John G Hertzler, an actor and an author, reacted by saying that the American people "are not" behind Trump in response to a Twitterer, who said he backed the president.

No. No we are not.
— John G Hertzler (@JGHertzler) January 4, 2020

Eugene Gu who is politically active on social media, said "the President of the United States should never threaten on Twitter or anywhere else to target another country’s non-military cultural sites."

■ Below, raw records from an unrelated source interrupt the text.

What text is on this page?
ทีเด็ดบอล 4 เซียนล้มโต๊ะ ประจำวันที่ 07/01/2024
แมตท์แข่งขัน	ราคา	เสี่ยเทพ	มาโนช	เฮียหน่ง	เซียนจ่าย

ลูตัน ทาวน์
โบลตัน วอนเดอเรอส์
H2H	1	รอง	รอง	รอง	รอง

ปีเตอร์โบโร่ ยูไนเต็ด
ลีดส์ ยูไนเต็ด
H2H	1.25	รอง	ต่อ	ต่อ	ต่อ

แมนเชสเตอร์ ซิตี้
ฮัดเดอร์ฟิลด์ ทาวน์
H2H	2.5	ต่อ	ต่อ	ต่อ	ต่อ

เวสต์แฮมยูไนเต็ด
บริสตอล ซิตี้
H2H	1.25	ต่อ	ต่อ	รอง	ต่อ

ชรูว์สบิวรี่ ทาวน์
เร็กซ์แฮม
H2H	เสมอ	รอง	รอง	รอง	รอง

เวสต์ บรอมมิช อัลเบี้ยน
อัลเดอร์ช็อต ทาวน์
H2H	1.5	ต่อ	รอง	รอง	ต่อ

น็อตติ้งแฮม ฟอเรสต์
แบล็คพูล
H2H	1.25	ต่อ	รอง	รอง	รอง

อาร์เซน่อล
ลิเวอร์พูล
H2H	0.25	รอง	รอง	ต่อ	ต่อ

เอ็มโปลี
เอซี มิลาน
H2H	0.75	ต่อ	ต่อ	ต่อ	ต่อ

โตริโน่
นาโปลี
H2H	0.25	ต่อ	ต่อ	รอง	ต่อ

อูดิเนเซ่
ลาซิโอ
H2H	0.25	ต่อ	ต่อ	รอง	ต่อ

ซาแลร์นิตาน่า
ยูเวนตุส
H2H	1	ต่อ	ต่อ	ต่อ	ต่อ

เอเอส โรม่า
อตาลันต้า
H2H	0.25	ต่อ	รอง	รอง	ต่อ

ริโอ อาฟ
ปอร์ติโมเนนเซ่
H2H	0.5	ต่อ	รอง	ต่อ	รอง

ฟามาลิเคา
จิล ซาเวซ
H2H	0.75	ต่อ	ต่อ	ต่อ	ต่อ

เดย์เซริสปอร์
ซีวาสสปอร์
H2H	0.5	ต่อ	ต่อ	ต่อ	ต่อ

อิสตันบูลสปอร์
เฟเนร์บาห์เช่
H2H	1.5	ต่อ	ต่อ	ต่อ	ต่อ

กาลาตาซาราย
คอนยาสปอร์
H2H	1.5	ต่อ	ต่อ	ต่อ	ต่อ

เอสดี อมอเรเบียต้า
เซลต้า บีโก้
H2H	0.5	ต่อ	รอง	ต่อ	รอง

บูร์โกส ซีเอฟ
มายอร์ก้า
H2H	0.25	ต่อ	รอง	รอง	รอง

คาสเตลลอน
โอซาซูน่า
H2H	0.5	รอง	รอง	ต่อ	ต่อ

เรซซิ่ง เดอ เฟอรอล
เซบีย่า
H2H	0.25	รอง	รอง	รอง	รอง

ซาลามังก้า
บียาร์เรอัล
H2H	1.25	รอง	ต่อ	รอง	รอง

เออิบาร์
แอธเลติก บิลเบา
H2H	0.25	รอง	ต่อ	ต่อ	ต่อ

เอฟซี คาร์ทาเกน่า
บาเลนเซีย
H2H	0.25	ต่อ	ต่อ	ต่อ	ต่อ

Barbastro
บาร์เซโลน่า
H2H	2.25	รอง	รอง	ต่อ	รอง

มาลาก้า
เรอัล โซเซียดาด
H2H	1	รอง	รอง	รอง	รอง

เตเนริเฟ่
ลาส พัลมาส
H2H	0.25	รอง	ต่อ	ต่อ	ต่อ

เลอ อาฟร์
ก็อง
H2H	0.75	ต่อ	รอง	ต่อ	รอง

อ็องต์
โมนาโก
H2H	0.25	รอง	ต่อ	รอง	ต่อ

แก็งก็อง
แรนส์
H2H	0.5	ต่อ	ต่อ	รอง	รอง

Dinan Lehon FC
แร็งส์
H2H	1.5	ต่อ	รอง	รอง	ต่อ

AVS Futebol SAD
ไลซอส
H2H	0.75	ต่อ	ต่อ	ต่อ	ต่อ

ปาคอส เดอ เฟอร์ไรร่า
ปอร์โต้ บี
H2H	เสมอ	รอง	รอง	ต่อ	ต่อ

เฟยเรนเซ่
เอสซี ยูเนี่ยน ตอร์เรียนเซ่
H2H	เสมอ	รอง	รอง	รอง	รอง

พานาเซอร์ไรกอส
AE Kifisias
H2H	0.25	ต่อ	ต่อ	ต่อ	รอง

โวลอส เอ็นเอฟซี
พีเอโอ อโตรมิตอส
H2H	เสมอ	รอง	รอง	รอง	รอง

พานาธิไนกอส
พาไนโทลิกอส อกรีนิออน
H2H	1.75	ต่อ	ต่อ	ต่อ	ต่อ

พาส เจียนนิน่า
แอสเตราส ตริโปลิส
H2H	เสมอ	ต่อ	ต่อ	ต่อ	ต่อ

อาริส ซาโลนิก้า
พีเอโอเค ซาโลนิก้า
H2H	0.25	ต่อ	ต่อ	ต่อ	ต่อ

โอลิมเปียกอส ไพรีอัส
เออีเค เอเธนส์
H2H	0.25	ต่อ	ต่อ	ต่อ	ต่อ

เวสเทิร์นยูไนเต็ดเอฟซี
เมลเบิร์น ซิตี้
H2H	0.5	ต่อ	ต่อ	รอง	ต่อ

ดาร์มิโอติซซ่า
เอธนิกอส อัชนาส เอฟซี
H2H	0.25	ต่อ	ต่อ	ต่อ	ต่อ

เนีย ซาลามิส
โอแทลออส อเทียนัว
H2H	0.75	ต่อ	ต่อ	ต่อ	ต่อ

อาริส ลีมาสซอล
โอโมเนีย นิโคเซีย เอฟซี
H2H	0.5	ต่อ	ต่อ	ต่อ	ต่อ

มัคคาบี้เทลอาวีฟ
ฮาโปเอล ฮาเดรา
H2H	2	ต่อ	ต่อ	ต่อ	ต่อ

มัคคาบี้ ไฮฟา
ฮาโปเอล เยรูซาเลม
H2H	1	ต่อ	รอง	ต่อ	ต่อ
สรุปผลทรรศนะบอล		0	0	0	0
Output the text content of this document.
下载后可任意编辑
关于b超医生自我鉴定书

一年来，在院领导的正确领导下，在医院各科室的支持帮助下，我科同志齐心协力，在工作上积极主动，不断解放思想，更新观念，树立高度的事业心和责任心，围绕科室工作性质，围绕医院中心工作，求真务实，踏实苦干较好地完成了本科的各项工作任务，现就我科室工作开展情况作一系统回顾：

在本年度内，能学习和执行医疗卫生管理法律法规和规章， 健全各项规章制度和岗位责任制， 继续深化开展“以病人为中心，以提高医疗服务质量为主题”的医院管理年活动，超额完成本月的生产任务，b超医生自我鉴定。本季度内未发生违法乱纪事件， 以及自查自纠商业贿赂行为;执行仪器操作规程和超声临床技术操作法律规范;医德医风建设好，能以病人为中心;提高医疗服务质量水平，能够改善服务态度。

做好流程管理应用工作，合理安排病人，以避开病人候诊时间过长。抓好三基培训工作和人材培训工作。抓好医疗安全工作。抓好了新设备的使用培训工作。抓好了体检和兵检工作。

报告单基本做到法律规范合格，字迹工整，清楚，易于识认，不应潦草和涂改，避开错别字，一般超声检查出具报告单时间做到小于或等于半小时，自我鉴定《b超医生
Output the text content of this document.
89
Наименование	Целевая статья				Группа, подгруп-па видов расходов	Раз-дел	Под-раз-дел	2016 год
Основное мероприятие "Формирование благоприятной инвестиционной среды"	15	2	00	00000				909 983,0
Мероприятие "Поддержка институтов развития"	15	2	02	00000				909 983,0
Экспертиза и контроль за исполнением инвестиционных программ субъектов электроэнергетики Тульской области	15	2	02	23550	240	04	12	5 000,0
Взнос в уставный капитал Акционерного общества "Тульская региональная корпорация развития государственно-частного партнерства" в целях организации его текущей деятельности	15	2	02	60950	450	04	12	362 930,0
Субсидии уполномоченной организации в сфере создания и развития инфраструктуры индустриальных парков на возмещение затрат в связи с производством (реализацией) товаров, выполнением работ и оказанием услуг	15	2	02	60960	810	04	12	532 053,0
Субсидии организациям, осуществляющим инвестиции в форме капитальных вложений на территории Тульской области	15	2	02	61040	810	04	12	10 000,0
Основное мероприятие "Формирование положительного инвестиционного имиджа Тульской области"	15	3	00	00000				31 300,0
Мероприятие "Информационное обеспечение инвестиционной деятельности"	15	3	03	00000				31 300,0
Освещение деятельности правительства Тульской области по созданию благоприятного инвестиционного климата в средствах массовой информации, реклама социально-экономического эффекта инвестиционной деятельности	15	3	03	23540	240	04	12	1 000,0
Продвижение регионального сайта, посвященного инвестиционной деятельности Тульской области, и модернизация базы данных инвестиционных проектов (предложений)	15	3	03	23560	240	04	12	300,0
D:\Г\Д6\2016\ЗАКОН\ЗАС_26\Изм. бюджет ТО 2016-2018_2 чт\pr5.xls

The President of the United States should never threaten on Twitter or anywhere else to target another country’s non-millitary cultural sites. That is an act of evil terrorism with no strategic value whatsoever other than destroying people’s heritage and history.
— Eugene Gu, MD (@eugenegu) January 4, 2020

Meanwhile, groups of protesters took to the streets in Washington and other US cities on Saturday to condemn Trump's order to conduct the air strike in Iraq and to send about 3,000 more troops to the Middle East.

"No justice, no peace. US out of the Middle East," hundreds of demonstrators chanted outside the White House before marching to the Trump International Hotel a few blocks away.

Similar protests were held in New York, Chicago and other cities. Organizers at Code Pink, a women-led anti-war group, said protests were scheduled on Saturday in numerous U.S. cities
and towns

Protesters in Washington held signs that read "No war or sanctions on Iran!" and "US troops out of Iraq!"